At age 17 she married 42-year-old World War I veteran Moses Royston and began work as a cleaning lady in Squirrel Hill before being widowed at a young age, like her own mother.
Her sister Ada had helped her learn to read, and she passed a U.S. Postal Service exam. She would work nights sorting mail at the postal depot on California Avenue on the North Side and take all the weekend, night and holiday overtime she could get.
"Everybody laughs at me for the hours I work," she told the Post-Gazette's Sally Kalson in 1986. "But when people didn't want to give money for the things I wanted to do, I could always pay for them myself."
Those things were largely seedlings and books. Mrs. Royston bought an estimated $7,000 to $10,000 worth of seedlings annually and distributed them in such poor black city neighborhoods as East Liberty, Homewood, Hazelwood, Garfield, Glen Hazel, the Hill District, South Oakland and also parts of the North Side.

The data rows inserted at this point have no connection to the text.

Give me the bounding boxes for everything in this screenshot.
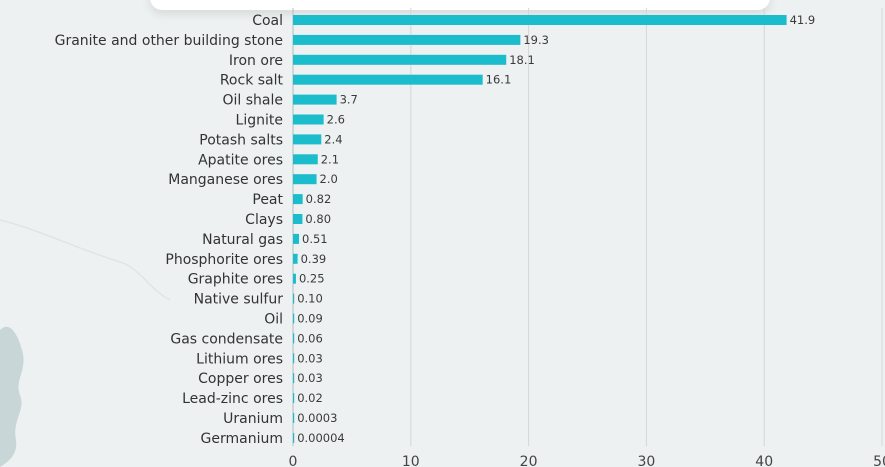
bar <box>293 34 521 45</box>
data-label: 0.02 <box>297 391 323 405</box>
bar <box>293 154 318 165</box>
bar <box>293 373 295 384</box>
data-label: 0.06 <box>297 331 323 345</box>
bar <box>293 432 295 443</box>
bar <box>293 233 300 244</box>
data-label: 0.25 <box>299 272 325 286</box>
category-label: Lead-zinc ores <box>182 391 283 407</box>
x-tick-label: 50 <box>873 454 885 467</box>
bar <box>293 253 298 264</box>
data-label: 2.4 <box>324 132 342 146</box>
data-label: 0.00004 <box>297 431 345 445</box>
data-label: 0.82 <box>306 192 332 206</box>
data-label: 0.80 <box>305 212 331 226</box>
category-label: Peat <box>252 192 283 208</box>
data-label: 19.3 <box>523 33 549 47</box>
category-label: Oil shale <box>223 93 284 109</box>
category-label: Coal <box>252 13 283 29</box>
data-label: 3.7 <box>340 93 358 107</box>
x-tick-label: 10 <box>402 454 420 467</box>
category-label: Natural gas <box>202 232 283 248</box>
x-tick-label: 40 <box>755 454 773 467</box>
x-tick-label: 20 <box>520 454 538 467</box>
bar <box>293 273 296 284</box>
category-label: Copper ores <box>198 371 283 387</box>
category-label: Iron ore <box>229 53 283 69</box>
data-label: 0.39 <box>301 252 327 266</box>
category-label: Germanium <box>201 431 283 447</box>
bar <box>293 194 303 205</box>
category-label: Manganese ores <box>168 172 283 188</box>
bar <box>293 393 295 404</box>
data-label: 0.03 <box>297 371 323 385</box>
x-tick-label: 30 <box>637 454 655 467</box>
category-label: Rock salt <box>220 73 284 89</box>
data-label: 2.6 <box>327 113 345 127</box>
bar <box>293 174 317 185</box>
grid-lines <box>292 8 883 446</box>
bar <box>293 114 324 125</box>
bar <box>293 54 507 65</box>
category-label: Clays <box>245 212 283 228</box>
bar <box>293 94 337 105</box>
category-label: Apatite ores <box>198 152 283 168</box>
category-label: Potash salts <box>199 132 283 148</box>
x-tick-label: 0 <box>289 454 298 467</box>
bar <box>293 313 295 324</box>
data-label: 2.1 <box>321 152 339 166</box>
data-label: 0.10 <box>297 292 323 306</box>
data-label: 0.03 <box>297 351 323 365</box>
category-label: Phosphorite ores <box>165 252 283 268</box>
category-label: Granite and other building stone <box>55 33 283 49</box>
data-label: 0.51 <box>302 232 328 246</box>
bar <box>293 413 295 423</box>
bar <box>293 293 295 304</box>
bar <box>293 214 303 224</box>
bar <box>293 134 322 145</box>
data-label: 0.09 <box>297 312 323 326</box>
data-label: 16.1 <box>486 73 512 87</box>
data-label: 18.1 <box>509 53 535 67</box>
category-label: Uranium <box>223 411 283 427</box>
category-label: Graphite ores <box>188 272 283 288</box>
bar <box>293 353 295 364</box>
bar <box>293 333 295 344</box>
data-label: 0.0003 <box>297 411 337 425</box>
data-label: 41.9 <box>790 13 816 27</box>
header-card <box>150 0 770 10</box>
x-axis-ticks: 0 10 20 30 40 50 <box>289 454 885 467</box>
category-label: Native sulfur <box>194 292 284 308</box>
category-label: Lignite <box>236 113 283 129</box>
category-label: Gas condensate <box>170 331 283 347</box>
data-label: 2.0 <box>320 172 338 186</box>
category-label: Oil <box>264 312 283 328</box>
category-labels: Coal Granite and other building stone Iron… <box>55 13 284 447</box>
category-label: Lithium ores <box>196 351 283 367</box>
value-labels: 41.9 19.3 18.1 16.1 3.7 2.6 2.4 2.1 2.0 0.82 0.80 0… <box>297 13 815 445</box>
bar <box>293 15 787 25</box>
bar <box>293 74 483 85</box>
bars <box>293 15 787 443</box>
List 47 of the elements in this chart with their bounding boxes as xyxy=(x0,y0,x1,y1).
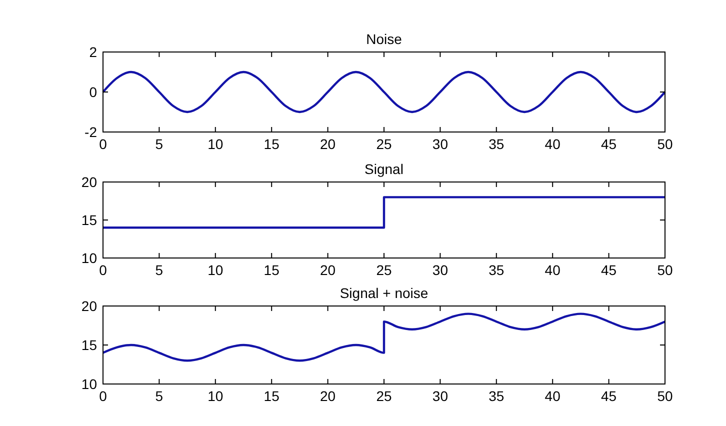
x-tick-label: 10 xyxy=(208,388,224,404)
x-tick-label: 30 xyxy=(432,388,448,404)
x-tick-label: 45 xyxy=(601,136,617,152)
x-tick-label: 25 xyxy=(376,388,392,404)
chart-title: Signal + noise xyxy=(340,285,428,301)
line-series xyxy=(102,312,666,362)
x-tick-label: 15 xyxy=(264,262,280,278)
x-tick-label: 5 xyxy=(155,136,164,152)
x-tick-label: 50 xyxy=(657,136,673,152)
x-tick-label: 40 xyxy=(544,262,561,278)
x-tick-label: 5 xyxy=(155,262,164,278)
x-tick-label: 35 xyxy=(488,136,504,152)
x-tick-label: 15 xyxy=(264,136,280,152)
x-tick-label: 0 xyxy=(99,388,108,404)
y-tick-label: -2 xyxy=(84,124,98,140)
x-tick-label: 45 xyxy=(601,262,617,278)
x-tick-label: 0 xyxy=(99,262,108,278)
x-tick-label: 40 xyxy=(544,136,561,152)
x-tick-label: 15 xyxy=(264,388,280,404)
y-tick-label: 10 xyxy=(81,250,98,266)
y-tick-label: 15 xyxy=(81,337,98,353)
x-tick-label: 5 xyxy=(155,388,164,404)
x-tick-label: 10 xyxy=(208,136,224,152)
x-tick-label: 25 xyxy=(376,262,392,278)
x-tick-label: 40 xyxy=(544,388,561,404)
x-tick-label: 35 xyxy=(488,388,504,404)
y-tick-label: 0 xyxy=(89,84,98,100)
x-tick-label: 50 xyxy=(657,262,673,278)
y-tick-label: 10 xyxy=(81,376,98,392)
x-tick-label: 30 xyxy=(432,262,448,278)
x-tick-label: 0 xyxy=(99,136,108,152)
chart-title: Signal xyxy=(364,161,404,177)
x-tick-label: 35 xyxy=(488,262,504,278)
x-tick-label: 30 xyxy=(432,136,448,152)
x-tick-label: 20 xyxy=(320,388,336,404)
x-tick-label: 10 xyxy=(208,262,224,278)
y-tick-label: 20 xyxy=(81,174,98,190)
chart-title: Noise xyxy=(366,31,402,47)
x-tick-label: 45 xyxy=(601,388,617,404)
x-tick-label: 20 xyxy=(320,262,336,278)
y-tick-label: 20 xyxy=(81,298,98,314)
y-tick-label: 2 xyxy=(89,44,98,60)
x-tick-label: 25 xyxy=(376,136,392,152)
line-series xyxy=(102,70,666,114)
x-tick-label: 50 xyxy=(657,388,673,404)
y-tick-label: 15 xyxy=(81,212,98,228)
x-tick-label: 20 xyxy=(320,136,336,152)
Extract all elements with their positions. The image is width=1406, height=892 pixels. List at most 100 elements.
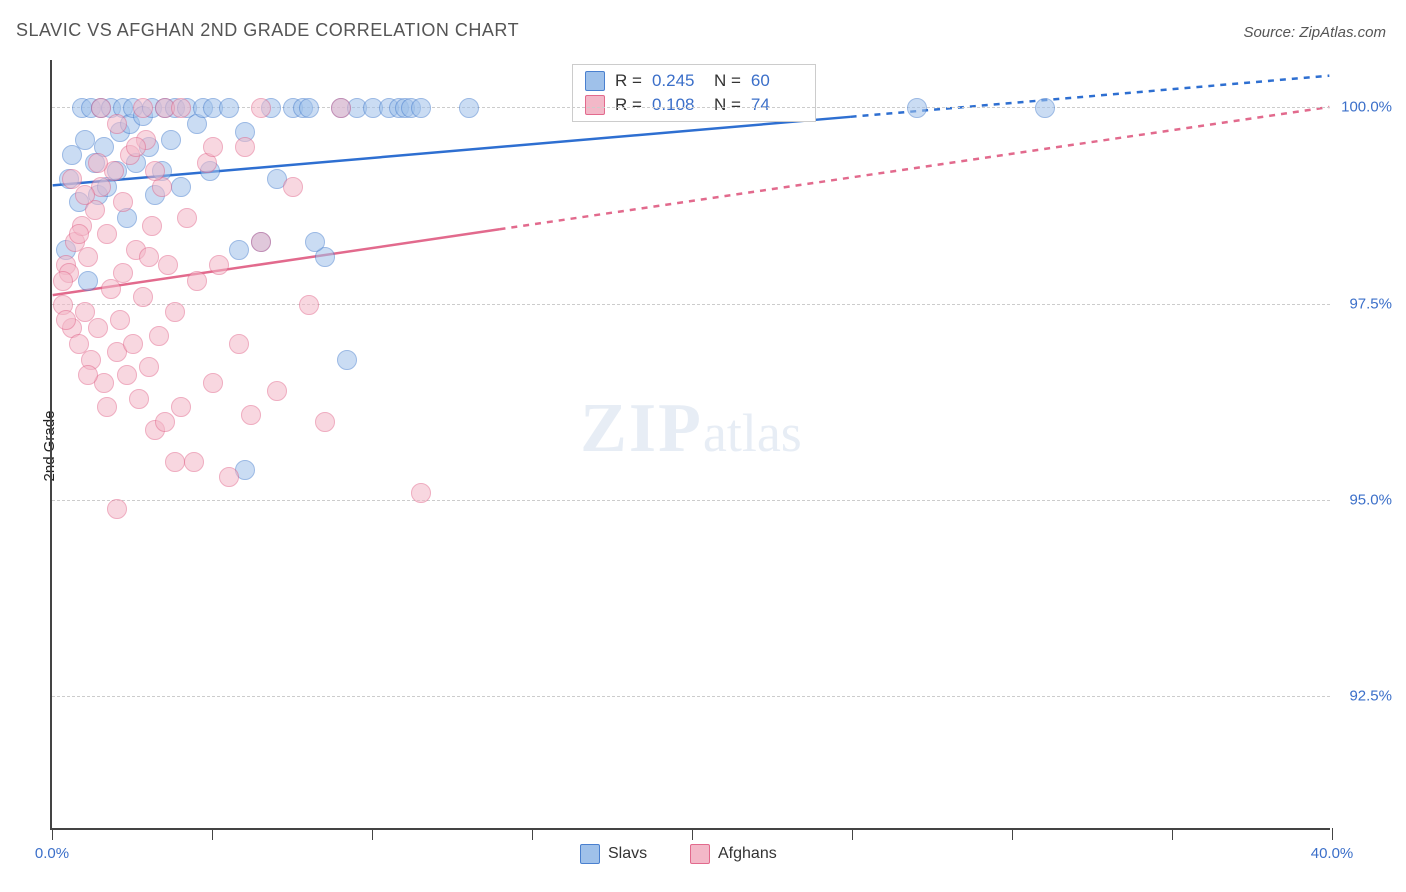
data-point	[110, 310, 130, 330]
data-point	[171, 98, 191, 118]
data-point	[299, 98, 319, 118]
data-point	[149, 326, 169, 346]
legend-item: Afghans	[690, 844, 777, 864]
data-point	[219, 467, 239, 487]
n-label: N =	[714, 95, 741, 115]
data-point	[411, 98, 431, 118]
trend-line-dashed	[499, 107, 1329, 229]
y-tick-label: 92.5%	[1349, 688, 1392, 705]
watermark-zip: ZIP	[580, 390, 703, 467]
data-point	[88, 153, 108, 173]
legend-swatch	[580, 844, 600, 864]
y-tick-label: 97.5%	[1349, 295, 1392, 312]
data-point	[75, 130, 95, 150]
y-tick-label: 95.0%	[1349, 492, 1392, 509]
r-label: R =	[615, 71, 642, 91]
stats-legend-box: R =0.245N =60R =0.108N =74	[572, 64, 816, 122]
data-point	[171, 397, 191, 417]
x-tick-label: 40.0%	[1311, 845, 1354, 862]
chart-container: SLAVIC VS AFGHAN 2ND GRADE CORRELATION C…	[0, 0, 1406, 892]
watermark-atlas: atlas	[703, 403, 802, 463]
data-point	[203, 137, 223, 157]
data-point	[315, 412, 335, 432]
data-point	[171, 177, 191, 197]
data-point	[129, 389, 149, 409]
legend-swatch	[690, 844, 710, 864]
x-tick	[1012, 828, 1013, 840]
watermark: ZIPatlas	[580, 389, 802, 469]
data-point	[158, 255, 178, 275]
data-point	[91, 98, 111, 118]
data-point	[133, 287, 153, 307]
data-point	[133, 98, 153, 118]
stats-legend-row: R =0.245N =60	[585, 69, 803, 93]
data-point	[117, 365, 137, 385]
legend-label: Slavs	[608, 845, 647, 863]
legend-swatch	[585, 71, 605, 91]
data-point	[187, 271, 207, 291]
trend-lines	[52, 60, 1330, 828]
data-point	[75, 185, 95, 205]
data-point	[209, 255, 229, 275]
data-point	[78, 247, 98, 267]
n-value: 60	[751, 71, 803, 91]
data-point	[69, 224, 89, 244]
data-point	[299, 295, 319, 315]
r-label: R =	[615, 95, 642, 115]
x-tick	[852, 828, 853, 840]
x-tick	[372, 828, 373, 840]
data-point	[155, 412, 175, 432]
gridline	[52, 304, 1330, 305]
data-point	[88, 318, 108, 338]
legend-item: Slavs	[580, 844, 647, 864]
data-point	[283, 177, 303, 197]
source-attribution: Source: ZipAtlas.com	[1243, 24, 1386, 41]
legend-label: Afghans	[718, 845, 777, 863]
data-point	[165, 452, 185, 472]
data-point	[241, 405, 261, 425]
data-point	[411, 483, 431, 503]
data-point	[459, 98, 479, 118]
data-point	[177, 208, 197, 228]
trend-line-solid	[53, 117, 851, 186]
data-point	[1035, 98, 1055, 118]
data-point	[337, 350, 357, 370]
data-point	[113, 263, 133, 283]
gridline	[52, 696, 1330, 697]
data-point	[139, 357, 159, 377]
x-tick	[1332, 828, 1333, 840]
stats-legend-row: R =0.108N =74	[585, 93, 803, 117]
data-point	[184, 452, 204, 472]
gridline	[52, 500, 1330, 501]
y-tick-label: 100.0%	[1341, 99, 1392, 116]
data-point	[305, 232, 325, 252]
data-point	[229, 334, 249, 354]
data-point	[229, 240, 249, 260]
data-point	[107, 114, 127, 134]
data-point	[251, 232, 271, 252]
data-point	[97, 397, 117, 417]
data-point	[219, 98, 239, 118]
plot-area: ZIPatlas R =0.245N =60R =0.108N =74 92.5…	[50, 60, 1330, 830]
data-point	[165, 302, 185, 322]
data-point	[251, 98, 271, 118]
data-point	[161, 130, 181, 150]
data-point	[53, 271, 73, 291]
data-point	[56, 310, 76, 330]
data-point	[97, 224, 117, 244]
n-label: N =	[714, 71, 741, 91]
data-point	[78, 271, 98, 291]
x-tick-label: 0.0%	[35, 845, 69, 862]
data-point	[62, 169, 82, 189]
x-tick	[1172, 828, 1173, 840]
gridline	[52, 107, 1330, 108]
data-point	[203, 373, 223, 393]
data-point	[123, 334, 143, 354]
x-tick	[212, 828, 213, 840]
chart-title: SLAVIC VS AFGHAN 2ND GRADE CORRELATION C…	[16, 20, 519, 41]
r-value: 0.108	[652, 95, 704, 115]
data-point	[331, 98, 351, 118]
x-tick	[532, 828, 533, 840]
data-point	[267, 381, 287, 401]
data-point	[907, 98, 927, 118]
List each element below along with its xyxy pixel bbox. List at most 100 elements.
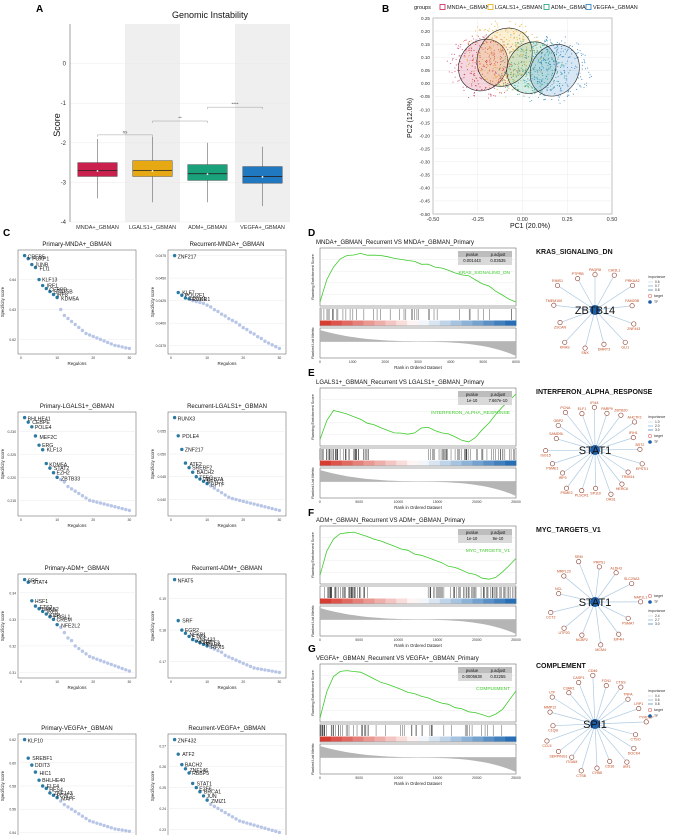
- panel-b-point: [515, 76, 518, 78]
- regulon-point: [62, 802, 67, 807]
- network-target-label: PTPRB: [572, 272, 585, 276]
- regulon-gene-label: EGR2: [185, 628, 199, 634]
- panel-b-point: [549, 60, 551, 62]
- panel-b-point: [497, 49, 499, 51]
- panel-b-point: [547, 51, 549, 53]
- network-edge: [558, 593, 596, 603]
- regulon-ytick: 0.32: [9, 644, 16, 648]
- panel-b-point: [470, 73, 472, 75]
- panel-b-point: [495, 36, 497, 38]
- panel-b-point: [485, 67, 487, 69]
- network-edge: [549, 711, 596, 725]
- regulon-gene-label: BACH2: [185, 763, 202, 769]
- panel-b-point: [519, 55, 521, 57]
- gsea-xtick: 25000: [511, 776, 521, 780]
- gsea-xtick: 0: [319, 638, 321, 642]
- network-edge: [594, 285, 633, 311]
- gsea-ylabel-top: Running Enrichment Score: [311, 670, 315, 715]
- panel-b-point: [480, 63, 482, 65]
- network-edge: [594, 421, 635, 451]
- panel-b-point: [551, 58, 553, 60]
- panel-b-point: [472, 62, 474, 64]
- gsea-plot: ADM+_GBMAN_Recurrent VS ADM+_GBMAN_Prima…: [311, 518, 521, 648]
- panel-b-point: [583, 58, 585, 60]
- regulon-xtick: 0: [170, 356, 172, 360]
- panel-b-point: [492, 70, 494, 72]
- panel-b-point: [515, 30, 517, 32]
- panel-b-point: [474, 81, 476, 83]
- regulon-ytick: 0.24: [159, 807, 166, 811]
- panel-b-ellipse: [506, 41, 557, 94]
- network-edge: [581, 413, 596, 451]
- panel-b-point: [541, 92, 543, 94]
- network-legend-importance: importance: [648, 689, 665, 693]
- panel-b-point: [455, 64, 457, 66]
- gsea-xlabel: Rank in Ordered Dataset: [394, 365, 442, 370]
- panel-b-point: [556, 73, 558, 75]
- regulon-point: [33, 434, 38, 438]
- panel-b-point: [488, 84, 490, 86]
- regulon-plot-frame: [17, 733, 137, 835]
- gsea-rank-color: [461, 460, 473, 466]
- regulon-point: [190, 470, 195, 474]
- panel-b-point: [522, 38, 524, 40]
- gsea-rank-color: [341, 736, 353, 742]
- panel-b-point: [491, 23, 493, 25]
- regulon-gene-label: SRF: [182, 619, 192, 625]
- regulon-point: [266, 505, 271, 510]
- network-target-node: [637, 446, 643, 452]
- panel-b-point: [530, 86, 532, 88]
- network-edge: [594, 721, 647, 725]
- panel-b-point: [524, 31, 526, 34]
- panel-b-point: [504, 80, 506, 82]
- panel-b-point: [499, 67, 501, 69]
- panel-b-xtick: 0.25: [562, 217, 573, 223]
- panel-b-point: [503, 68, 505, 70]
- network-edge: [578, 682, 596, 725]
- gsea-es-curve: [319, 670, 517, 719]
- regulon-point: [30, 262, 34, 267]
- panel-b-point: [470, 50, 472, 52]
- gsea-rank-color: [505, 460, 517, 466]
- regulon-point: [277, 830, 282, 835]
- network-target-label: PRKAA2: [625, 279, 639, 283]
- panel-b-point: [496, 22, 498, 24]
- regulon-point: [245, 663, 249, 667]
- panel-b-point: [550, 42, 552, 44]
- panel-b-point: [531, 87, 533, 89]
- panel-b-point: [518, 34, 520, 36]
- network-edge: [580, 723, 596, 771]
- gsea-rank-color: [320, 320, 332, 326]
- network-edge: [594, 686, 622, 725]
- regulon-gene-label: NFE2L2: [61, 624, 80, 630]
- panel-b-point: [566, 49, 568, 51]
- network-target-node: [616, 631, 622, 637]
- regulon-point: [113, 827, 117, 831]
- panel-b-point: [576, 66, 578, 68]
- network-edge: [594, 583, 632, 603]
- panel-b-point: [515, 23, 517, 25]
- panel-b-point: [485, 40, 487, 42]
- network-edge: [546, 723, 596, 742]
- panel-b-point: [468, 40, 470, 43]
- panel-b-point: [474, 74, 476, 77]
- panel-b-point: [474, 43, 477, 46]
- panel-b-point: [482, 65, 484, 67]
- regulon-point: [270, 669, 274, 673]
- regulon-xlabel: Regulons: [217, 523, 237, 528]
- network-edge: [584, 309, 596, 349]
- regulon-point: [66, 484, 70, 489]
- network-legend-importance-value: 2.4: [655, 614, 660, 618]
- gsea-rank-color: [439, 598, 451, 604]
- panel-b-point: [514, 63, 516, 66]
- regulon-ytick: 0.58: [9, 785, 16, 789]
- panel-b-point: [509, 68, 512, 70]
- panel-b-point: [503, 82, 505, 84]
- panel-b-point: [546, 36, 548, 38]
- panel-b-point: [521, 64, 523, 67]
- network-target-node: [576, 559, 582, 565]
- panel-b-point: [486, 61, 488, 63]
- regulon-point: [95, 657, 99, 661]
- panel-b-point: [579, 85, 581, 87]
- network-target-node: [636, 706, 642, 712]
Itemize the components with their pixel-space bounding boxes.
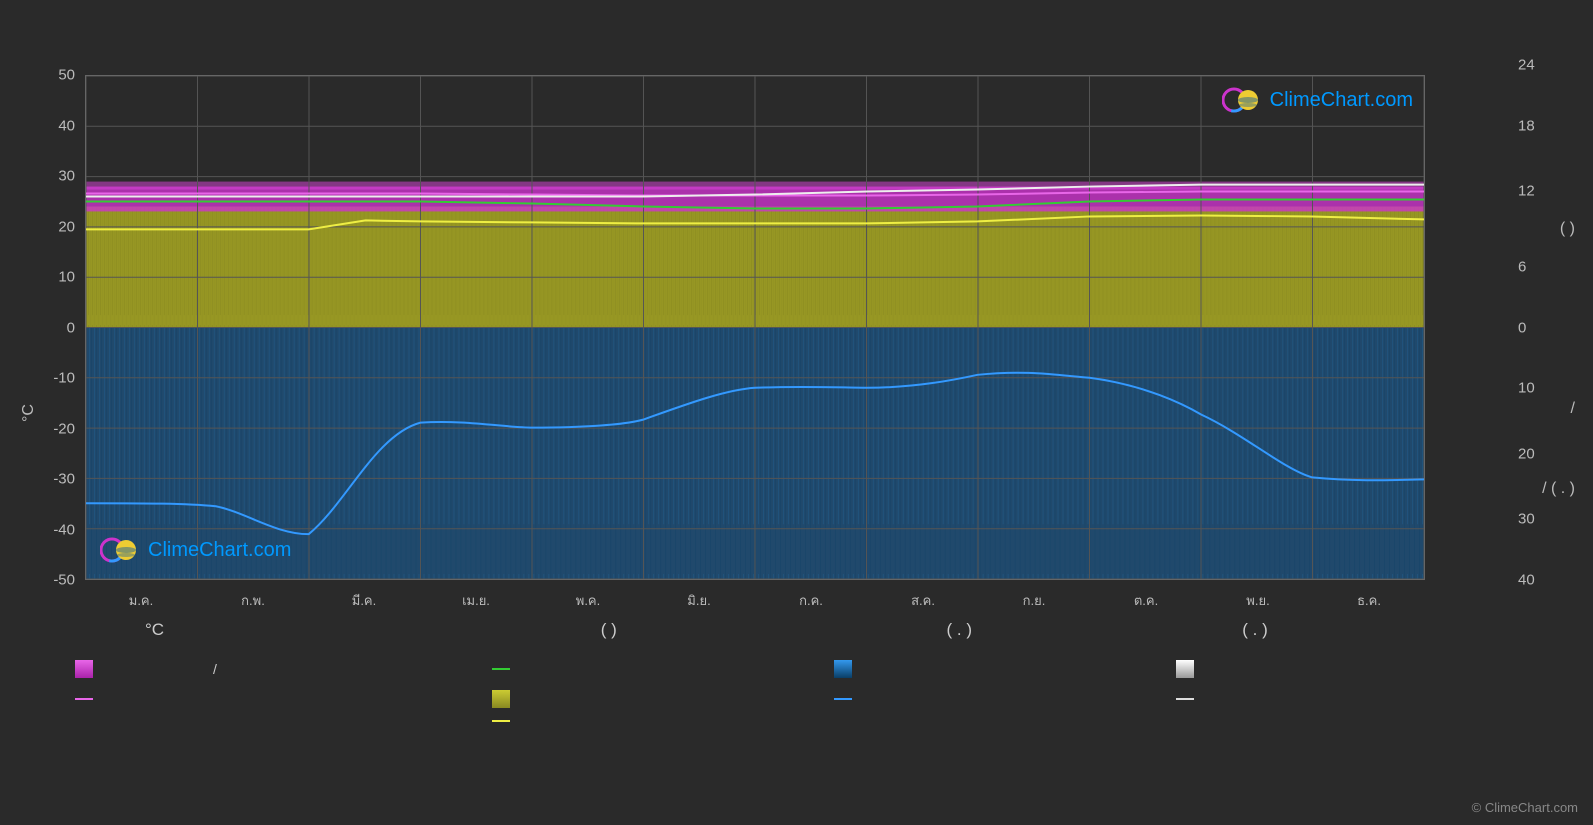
y-tick: 24 [1518, 56, 1535, 73]
legend-header-col: ( ) [421, 620, 877, 640]
y-tick: 6 [1518, 258, 1526, 275]
y-tick: 0 [67, 319, 75, 336]
y-tick: 18 [1518, 117, 1535, 134]
y-axis-left: 50 40 30 20 10 0 -10 -20 -30 -40 -50 [40, 75, 80, 580]
x-tick: ก.พ. [241, 590, 265, 611]
legend-item [417, 690, 834, 708]
legend-line-yellow [492, 720, 510, 722]
legend-swatch-yellow [492, 690, 510, 708]
y-tick: -20 [53, 420, 75, 437]
legend-item [75, 690, 417, 708]
chart-svg [86, 76, 1424, 579]
legend-item [834, 660, 1176, 678]
y-axis-right: 24 18 12 6 0 10 20 30 40 [1513, 75, 1553, 580]
copyright: © ClimeChart.com [1472, 800, 1578, 815]
y-tick: -40 [53, 521, 75, 538]
y-tick: 20 [58, 218, 75, 235]
plot-area [85, 75, 1425, 580]
legend-row [75, 720, 1518, 722]
x-tick: ก.ค. [799, 590, 823, 611]
legend-item [75, 720, 417, 722]
watermark-logo-icon [1222, 85, 1262, 115]
y-tick: 50 [58, 67, 75, 84]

She also paid for tutors and books -- she personally had five sets of encyclopedias -- for extra study sessions for neighborhood kids at her house.
If children stayed out late and were sleeping through school she rapped on their windows to wake them. Wearing clothes she made herself -- some copied from outfits she saw at Saks while walking to work -- she lectured neighborhood men in bars for drinking too much.
"When folks tell me I can't do something, I just go and do it anyway. And you know what? I've outlasted a lot of them -- and I've out-dressed 'em, too," she told the Post-Gazette in 1986.
She retired from the Postal Service at age 70. Mrs. Royston outlived all her siblings, close relatives and friends and suffered from dementia the last two decades, during which she was cared for by Ursuline Senior Services.
"The problems Fannie Royston has addressed are local. But the poverty, ignorance, hunger and prejudice she fights exist throughout America," the late U.S. Sen. John Heinz, R-Pa., said at her Jefferson Award ceremony, held in the East Conference Room at the high court. "We can learn a lot from Fannie Royston. I hope we do."
In addition to her daughter, she is survived by son Charles of Bloomfield.
A wake is scheduled for 12:30 p.m. Wednesday at the Samuel E. Coston Funeral Home, 427 Lincoln Ave., Larimer, with a funeral service following at 1:30 p.m.